There are a lot of differences between English and Japanese that make learning the latter incredibly difficult.
Take the way that animals and people are counted, for instance. In English, you’d simply pop the number in front of the subject — “one cow”, “one bird”, “one person” and so on. But in Japanese, you have to attach a unique word to the number, depending on what the subject is. This requires study, practice, and patience, as around 500 counters exist in Japanese.
Why do these counters exist, and how can you remember them? It’s a question that’s plagued not only students of the language for years, but Japanese people themselves, who are often as puzzled as the rest of us when asked about them.
However, Japanese Twitter user Mano Mano (@manomano_farm) recently shared a reason behind some of the counters for animals and people, and after sharing it online it blew everyone’s minds, earning over 383,000 likes from people who couldn’t believe they’d never made the connection before.
Are you ready to connect the dots behind the language conundrum? Prepare to have your mind blown as you read the translation of the below tweet, which will change the way you think about Japanese counters forever.
“An amazing thing I recently discovered is that ‘How to count animals is dependent on what remains after death’.
Cows and pigs are counted as “一頭” (“itto”), birds are counted as “一羽” (“ichiwa”), and fish are counted as “一尾” (“ichibi”).
In other words, the counter is named after the part that’s not eaten or the part that remains.
And since humans leave behind their “名前” (“namae” or “name”) after they die, the counter for people is “一名” (ichimei).
Did you all know this? The scales have fallen from my eyes so I’m sharing it.”
The scales certainly fell from our eyes too, as it did for thousands of other people around Japan upon hearing this revelation.
So let’s unpack some of the details from the tweet.
When Mano Mano says “Cows and pigs are counted as “一頭” (“itto”)“, this is the counter for one animal, as it has the kanji for “one” (“一”) in front of the kanji counter. That’s the case for all the counters mentioned, and if you were to describe more than one animal, you would change that number accordingly.
However, the really interesting part comes with the counter itself. The kanji used to count cows and pigs (and other large animals like elephants and tigers) is “頭“, which is the kanji for “head”. Some people believe this counter originates from the end of the Meiji era (1868-1912), when Japan adopted the Western style of counting livestock by the head. However, the skulls of these large animals also invoke impactful imagery that are synonymous with the remains of giant animals.
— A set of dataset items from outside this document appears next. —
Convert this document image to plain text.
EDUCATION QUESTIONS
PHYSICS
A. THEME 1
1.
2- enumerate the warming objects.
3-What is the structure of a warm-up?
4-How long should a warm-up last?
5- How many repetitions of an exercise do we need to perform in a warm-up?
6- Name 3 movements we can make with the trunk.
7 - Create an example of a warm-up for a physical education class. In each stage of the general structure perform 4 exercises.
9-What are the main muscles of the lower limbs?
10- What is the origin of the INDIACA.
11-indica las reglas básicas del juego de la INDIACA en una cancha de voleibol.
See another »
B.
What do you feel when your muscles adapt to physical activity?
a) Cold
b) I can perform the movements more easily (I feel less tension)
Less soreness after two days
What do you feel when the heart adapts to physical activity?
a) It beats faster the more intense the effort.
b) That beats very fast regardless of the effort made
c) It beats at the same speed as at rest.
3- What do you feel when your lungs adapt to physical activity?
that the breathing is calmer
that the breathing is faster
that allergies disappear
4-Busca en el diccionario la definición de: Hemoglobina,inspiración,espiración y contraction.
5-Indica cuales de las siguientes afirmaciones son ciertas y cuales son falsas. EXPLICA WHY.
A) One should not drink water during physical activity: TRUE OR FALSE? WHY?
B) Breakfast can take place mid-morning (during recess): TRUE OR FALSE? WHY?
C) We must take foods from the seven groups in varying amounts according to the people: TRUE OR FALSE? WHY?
Taking a look at the other mentions in the tweet, the counter for birds is “羽“, which is the kanji for “wing“, while the counter for fish is “尾” (“tail“). When you think about it, one of the most distinguishing features of a fossilised bird skeleton is the wings, and when it comes to fish, people often leave the tail behind, so you’d be able to count how many fish you’ve eaten by counting the tails.
Of course, there are exceptions to the rule, as there always have been — take rabbits, for instance, which use the “羽” counter despite not having wings. There are theories for these discrepancies too, though, with some saying the rabbit counter came about because monks weren’t allowed to eat quadrupeds for religious reasons, so counting rabbits’ ears as “wings” allowed them to get around that fact.
The most poetic takeaway from Mano Mano’s tweet, though, is the notion that all humans leave behind is their name. This is particularly poignant in Japan, where people are given a new name after they die, to avoid them returning to this world when their former name is spoken.
The theory that counters are connected to what an animal or person leaves behind is an intriguing one that provides us with a lot of food for thought. It’s certainly a handy tool to help us remember some of the counters and how to identify them, which is much needed when there are still so many more counters in the language to master.